白莲童子旧影跪在袋口旁,身上的血印还在加深。
他看见蚊群入袋,没有守住。
龟灵圣母冲袋求出时,他又把金绳压紧。
这两笔,天幕都照了。
【白莲童子。】
【看守不察。】
【见袋中生变,仍封袋口。】
【守责加重。】
血字压下,白莲童子手腕上的金绳印被血光反勒。
他惨叫一声,双手被压在袋口。
那根原本封住龟灵圣母的金绳,此刻勒进他的掌心。
【金绳封袋之因,转为守责印。】
【龟灵真灵未定之前,不得脱此印。】
白莲童子旧影伏在地上,动弹不得。
弹幕立刻滚动。
“这一判该!”
“里面都进蚊道人了,他还封袋口。
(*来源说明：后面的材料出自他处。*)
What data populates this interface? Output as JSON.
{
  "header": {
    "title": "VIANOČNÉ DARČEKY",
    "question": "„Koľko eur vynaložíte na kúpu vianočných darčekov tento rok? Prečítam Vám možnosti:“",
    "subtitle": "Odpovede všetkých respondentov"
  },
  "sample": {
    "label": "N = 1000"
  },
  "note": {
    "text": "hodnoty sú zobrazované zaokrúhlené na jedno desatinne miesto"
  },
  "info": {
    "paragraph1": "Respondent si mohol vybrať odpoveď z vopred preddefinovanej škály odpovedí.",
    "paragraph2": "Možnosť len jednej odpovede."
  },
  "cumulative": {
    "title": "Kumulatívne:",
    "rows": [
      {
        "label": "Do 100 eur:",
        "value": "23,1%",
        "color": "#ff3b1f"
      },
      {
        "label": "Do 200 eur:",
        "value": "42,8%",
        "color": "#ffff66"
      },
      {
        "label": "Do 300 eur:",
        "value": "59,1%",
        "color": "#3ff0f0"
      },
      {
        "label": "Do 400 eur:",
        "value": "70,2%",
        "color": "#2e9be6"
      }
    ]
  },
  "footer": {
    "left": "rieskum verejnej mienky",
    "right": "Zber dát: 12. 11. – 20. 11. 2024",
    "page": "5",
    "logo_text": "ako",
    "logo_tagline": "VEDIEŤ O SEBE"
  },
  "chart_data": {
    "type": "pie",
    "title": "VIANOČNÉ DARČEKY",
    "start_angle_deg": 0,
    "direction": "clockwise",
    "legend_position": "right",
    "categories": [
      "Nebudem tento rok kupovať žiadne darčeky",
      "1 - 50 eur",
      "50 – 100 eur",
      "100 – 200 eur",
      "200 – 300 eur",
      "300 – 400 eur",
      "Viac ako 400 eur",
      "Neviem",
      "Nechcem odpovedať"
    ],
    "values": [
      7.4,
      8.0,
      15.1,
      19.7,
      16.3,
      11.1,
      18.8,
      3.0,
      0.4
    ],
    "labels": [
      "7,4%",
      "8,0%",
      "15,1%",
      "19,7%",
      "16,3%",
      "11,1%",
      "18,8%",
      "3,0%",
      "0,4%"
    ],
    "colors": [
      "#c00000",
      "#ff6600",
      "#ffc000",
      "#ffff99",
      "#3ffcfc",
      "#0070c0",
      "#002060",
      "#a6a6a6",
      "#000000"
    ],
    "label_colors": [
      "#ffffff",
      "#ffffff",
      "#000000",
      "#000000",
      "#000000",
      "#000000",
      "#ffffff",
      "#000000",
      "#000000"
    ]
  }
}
”
“看守失责不能只说一句修为低。”
“金绳勒他手上,清楚。”
血光随后连向西方莲台。
接引道人座下金光一层层展开。
血线穿过莲光,钉在莲台边缘。
【接引一方。】
【收袋看守。】
【上命不明。】
【守责不清。】
【龟灵真灵归处未定前,西方须承看守失察因果。】
莲台金光沉下去一层。
接引道人仍然端坐。
可他座下白莲有一瓣被血光染出淡红印记。
不伤圣人根基。
却足够让诸天看见。
这笔账,西方接了。
最后一道血光落向准提旧影。
七宝妙树旁边的血印仍在。
准提擒人入袋,是第一因。
若没有这一步,龟灵圣母不会被困在袋中。
【准提。】
【圣人出手,收龟灵入袋。】
【收人之后,后续袋中死劫与其相连。】
【收人因果,留印。】
七宝妙树光华被压低。
树枝上多出一道细长血痕。
没有断枝。
没有毁宝。
只是留印。
诸天万界看得清楚。
重演台没有让准提败。
圣人仍是圣人。
可他收人入袋这笔账,不能再从龟灵死因里摘出去。
四方因果全部落定后,龟灵圣母真灵外的龟甲虚影稳了下来。
天幕血字重新铺开。
【旧判:龟灵圣母真灵入榜,血肉道韵尽归蚊道人。】
【重演后:旧死不改。】
【蚊道人吞身所得,归还一扣。】
【龟灵真灵,以本命龟甲护持入榜。】
【蚊道人、白莲童子、接引一方、准提,各承其因。】
这一次,龟灵圣母终于抬头。
她看着外面那层补全的龟甲。
那不是完整道身。
也不是让她重返准圣之位。
但真灵入榜时,有本命龟甲护持,她便不再是被蚊群啃到干净后,只剩一道无依真灵。
她还有自己的甲。
还有自己的名。
还有被写清楚的死因。
龟灵圣母对着天幕一礼。
“龟灵,领判。”
金鳌岛上,通天教主没有说话。
青萍剑回鞘。
剑鞘合上的一声轻响,压过了万里海潮。
天幕中,龟灵圣母真灵外的龟甲虚影化作一枚青黑印记,落在她眉心。
袋底的蚊道人被血光拖出。
他的腹中还残留着龟灵道韵。
血光没有让他吐尽。
却把那一部分残余全部标出。
【余因未清。】
【蚊道人后续旧账,另行入册。】
这行字一出,西方金光深处,一座功德金莲虚影忽然晃了一下。
莲台十二品。
金光圆满。
可在莲心边缘,已经出现黑蚊啃食过的痕迹。
诸天修士猛地睁大眼。
“他还吃过别的?”
“那是西方功德金莲?”
“蚊道人这笔账没完!”
天幕没有继续展开。
血字只在莲台虚影上一压。
【龟灵之劫已验。】
【蚊道人余账,暂封。】
【龟灵圣母最终归位,待落。】
血字悬在天幕中央。
布袋已经被重演台压住。
袋底,蚊道人被血光锁住四肢。
黑蚊不再往外飞。
白莲童子伏在袋口,双手被金绳反勒,掌心血印没有散。
准提旧影身边,七宝妙树上留着一道血痕。